Nick recalls receiving the call when Marc was paralyzed by a collision in a 1985 football game in Johnson City, Tennessee.

“I was told Marc would be a quadriplegic for the rest of his life,” Nick said. “I fell to my knees. I couldn’t believe it. It was so traumatic. After the phone call, I went out and told his mother Marc was paralyzed. And of course, she cried. The doctor said ‘please get here as soon as you can; he’s dying.’ I cried and I cried and I cried.”

HBO chronicles perhaps Buoniconti’s crowning achievement — raising tens of millions of dollars for the Miami Project to Cure Paralysis. He also has now joined forces with Boston University and The Concussion Legacy Foundation to launch the Nick and Lynn Buoniconti CTE Research Fund.

Nick’s wife, Lynn, said the “first signs” of a decline in her husband “were around 2013, when i first start noticed changes. His impatience, attention span, driving. I became more highly aware something wasn’t right. He would come home from a golf course and be covered in bandages. He said, ‘I fell over a wall.

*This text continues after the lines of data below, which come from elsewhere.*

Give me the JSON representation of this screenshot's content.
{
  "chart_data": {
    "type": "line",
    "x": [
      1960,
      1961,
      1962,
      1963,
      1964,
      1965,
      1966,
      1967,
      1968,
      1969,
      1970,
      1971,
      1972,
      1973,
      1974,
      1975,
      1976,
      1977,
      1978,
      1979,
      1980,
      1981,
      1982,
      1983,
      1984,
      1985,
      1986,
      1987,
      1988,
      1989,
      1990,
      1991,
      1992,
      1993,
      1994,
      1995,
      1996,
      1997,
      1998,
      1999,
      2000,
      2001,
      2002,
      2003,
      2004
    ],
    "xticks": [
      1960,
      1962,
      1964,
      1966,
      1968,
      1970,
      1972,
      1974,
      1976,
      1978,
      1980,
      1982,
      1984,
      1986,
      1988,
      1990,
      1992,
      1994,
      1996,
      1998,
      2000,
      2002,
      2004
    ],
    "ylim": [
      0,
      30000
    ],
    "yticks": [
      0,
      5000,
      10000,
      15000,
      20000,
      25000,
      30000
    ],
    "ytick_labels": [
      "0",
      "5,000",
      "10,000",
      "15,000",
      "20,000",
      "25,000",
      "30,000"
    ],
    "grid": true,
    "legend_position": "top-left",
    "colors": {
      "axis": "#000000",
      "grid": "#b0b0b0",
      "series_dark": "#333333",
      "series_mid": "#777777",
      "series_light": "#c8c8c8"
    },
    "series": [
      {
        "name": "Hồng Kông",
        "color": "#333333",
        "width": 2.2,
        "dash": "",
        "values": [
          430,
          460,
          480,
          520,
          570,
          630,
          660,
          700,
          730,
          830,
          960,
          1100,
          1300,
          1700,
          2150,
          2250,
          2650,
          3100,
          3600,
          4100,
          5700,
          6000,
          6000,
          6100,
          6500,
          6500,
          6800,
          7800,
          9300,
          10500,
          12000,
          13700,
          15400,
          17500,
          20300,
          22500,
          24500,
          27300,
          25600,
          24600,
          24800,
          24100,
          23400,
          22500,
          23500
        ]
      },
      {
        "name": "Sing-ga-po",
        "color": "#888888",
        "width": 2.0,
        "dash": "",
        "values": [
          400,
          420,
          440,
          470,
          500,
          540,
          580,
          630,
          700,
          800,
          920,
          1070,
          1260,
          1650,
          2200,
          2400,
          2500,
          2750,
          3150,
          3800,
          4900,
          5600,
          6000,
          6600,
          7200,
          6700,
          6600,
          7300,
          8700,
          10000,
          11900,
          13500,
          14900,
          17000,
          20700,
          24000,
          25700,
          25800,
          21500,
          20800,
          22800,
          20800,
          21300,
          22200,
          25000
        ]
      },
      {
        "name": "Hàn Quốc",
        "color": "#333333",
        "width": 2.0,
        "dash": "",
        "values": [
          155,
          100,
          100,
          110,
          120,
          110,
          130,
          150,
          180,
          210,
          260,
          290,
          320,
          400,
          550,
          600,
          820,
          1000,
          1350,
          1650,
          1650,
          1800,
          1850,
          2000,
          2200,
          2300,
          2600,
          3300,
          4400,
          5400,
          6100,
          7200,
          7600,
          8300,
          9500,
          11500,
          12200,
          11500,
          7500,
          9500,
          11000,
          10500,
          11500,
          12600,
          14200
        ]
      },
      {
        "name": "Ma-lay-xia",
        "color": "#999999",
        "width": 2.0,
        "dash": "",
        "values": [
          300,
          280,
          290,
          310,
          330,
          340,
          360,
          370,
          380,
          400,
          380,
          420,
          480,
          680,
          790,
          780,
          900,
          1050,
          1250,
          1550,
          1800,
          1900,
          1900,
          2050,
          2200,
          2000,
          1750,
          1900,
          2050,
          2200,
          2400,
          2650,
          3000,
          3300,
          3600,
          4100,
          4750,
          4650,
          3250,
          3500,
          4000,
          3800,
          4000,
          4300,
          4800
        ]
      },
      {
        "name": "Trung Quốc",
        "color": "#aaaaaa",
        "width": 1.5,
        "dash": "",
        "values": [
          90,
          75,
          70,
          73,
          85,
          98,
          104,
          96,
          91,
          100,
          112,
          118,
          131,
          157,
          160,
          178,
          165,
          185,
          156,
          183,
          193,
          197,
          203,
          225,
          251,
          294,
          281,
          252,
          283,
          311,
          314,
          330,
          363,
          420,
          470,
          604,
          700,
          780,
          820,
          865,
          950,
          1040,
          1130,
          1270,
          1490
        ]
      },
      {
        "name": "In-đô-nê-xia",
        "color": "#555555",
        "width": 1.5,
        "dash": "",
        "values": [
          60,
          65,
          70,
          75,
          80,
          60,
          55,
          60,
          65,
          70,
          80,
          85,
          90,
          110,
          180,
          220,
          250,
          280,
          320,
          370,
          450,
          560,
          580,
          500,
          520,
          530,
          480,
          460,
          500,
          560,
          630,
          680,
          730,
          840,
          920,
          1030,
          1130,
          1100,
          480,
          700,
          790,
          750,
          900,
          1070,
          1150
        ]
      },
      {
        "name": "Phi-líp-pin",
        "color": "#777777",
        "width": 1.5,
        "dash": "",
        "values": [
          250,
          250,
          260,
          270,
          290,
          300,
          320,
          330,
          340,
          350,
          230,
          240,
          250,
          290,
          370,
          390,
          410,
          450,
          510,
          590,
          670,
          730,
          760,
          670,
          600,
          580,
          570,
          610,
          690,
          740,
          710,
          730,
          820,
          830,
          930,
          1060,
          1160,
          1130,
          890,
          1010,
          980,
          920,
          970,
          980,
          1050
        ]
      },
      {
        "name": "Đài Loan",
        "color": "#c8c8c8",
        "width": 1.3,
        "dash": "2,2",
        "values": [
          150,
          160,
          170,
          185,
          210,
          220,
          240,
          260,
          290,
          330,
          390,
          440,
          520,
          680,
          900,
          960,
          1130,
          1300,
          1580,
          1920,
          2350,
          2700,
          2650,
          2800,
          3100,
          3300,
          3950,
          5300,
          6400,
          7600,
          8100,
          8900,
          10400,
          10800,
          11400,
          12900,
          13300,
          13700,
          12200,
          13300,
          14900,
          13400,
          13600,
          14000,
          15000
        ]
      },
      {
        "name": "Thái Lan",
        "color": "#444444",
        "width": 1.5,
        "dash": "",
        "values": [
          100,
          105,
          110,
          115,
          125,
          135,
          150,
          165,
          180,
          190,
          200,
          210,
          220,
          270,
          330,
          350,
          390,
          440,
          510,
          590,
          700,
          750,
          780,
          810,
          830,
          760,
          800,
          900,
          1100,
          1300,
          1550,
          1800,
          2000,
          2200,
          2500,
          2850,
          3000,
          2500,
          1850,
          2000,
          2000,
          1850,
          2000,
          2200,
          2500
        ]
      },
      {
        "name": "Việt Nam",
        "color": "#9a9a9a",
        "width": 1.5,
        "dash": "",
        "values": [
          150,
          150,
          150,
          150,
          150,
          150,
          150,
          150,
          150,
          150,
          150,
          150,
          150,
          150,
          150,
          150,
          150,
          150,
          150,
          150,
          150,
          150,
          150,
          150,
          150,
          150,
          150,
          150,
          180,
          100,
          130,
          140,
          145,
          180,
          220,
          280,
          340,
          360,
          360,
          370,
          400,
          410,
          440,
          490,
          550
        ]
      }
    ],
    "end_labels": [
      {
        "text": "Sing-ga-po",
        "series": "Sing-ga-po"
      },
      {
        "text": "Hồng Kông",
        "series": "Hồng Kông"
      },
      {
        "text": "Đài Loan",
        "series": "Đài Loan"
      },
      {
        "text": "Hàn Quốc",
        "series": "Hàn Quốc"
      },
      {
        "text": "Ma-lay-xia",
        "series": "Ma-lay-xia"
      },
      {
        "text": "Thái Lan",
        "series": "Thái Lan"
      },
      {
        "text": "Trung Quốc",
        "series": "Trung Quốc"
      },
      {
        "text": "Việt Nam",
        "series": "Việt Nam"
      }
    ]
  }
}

I don’t think the wall was there before.’ He wouldn’t remember a conversation, where he was that morning, who he played golf with that day.”

For years, doctors told him he had dementia. But the visit to Boston University confirmed the great likelihood of CTE.

There are some neat anecdotes — including one from Cris Collinsworth about a near altercation on the HBO set. But the introspective moments from Marc and Nick are the most compelling elements of the documentary.

“When we were growing up, football gave everything to us and then look what it did to me and look what it’s doing to him,” Marc Buoniconti said. “Do I love the game? Do you hate the game? Do you love it and hate it?”

Said Nick: “Without football, I probably would have joined my dad in the bakery business. I loved it, always loved it, still do. But I am paying the price.

“I was looking forward to my golden years, which was playing golf every day and traveling around the world. I can’t do that anymore because my brain won’t let me.”

This and that

Miami-Fort Lauderdale’s 34.9 rating for the Super Bowl (equal to 34.9 percent of all South Florida homes with TV sets), ranked 55th of 56 major markets metered by Nielsen, ahead of only New Orleans’ 26.1.

ESPN fired anchor Adnan Virk, who had a prominent studio role on college football and baseball coverage, after he was “accused of leaking confidential company information to the media on multiple occasions,” according to The New York Post.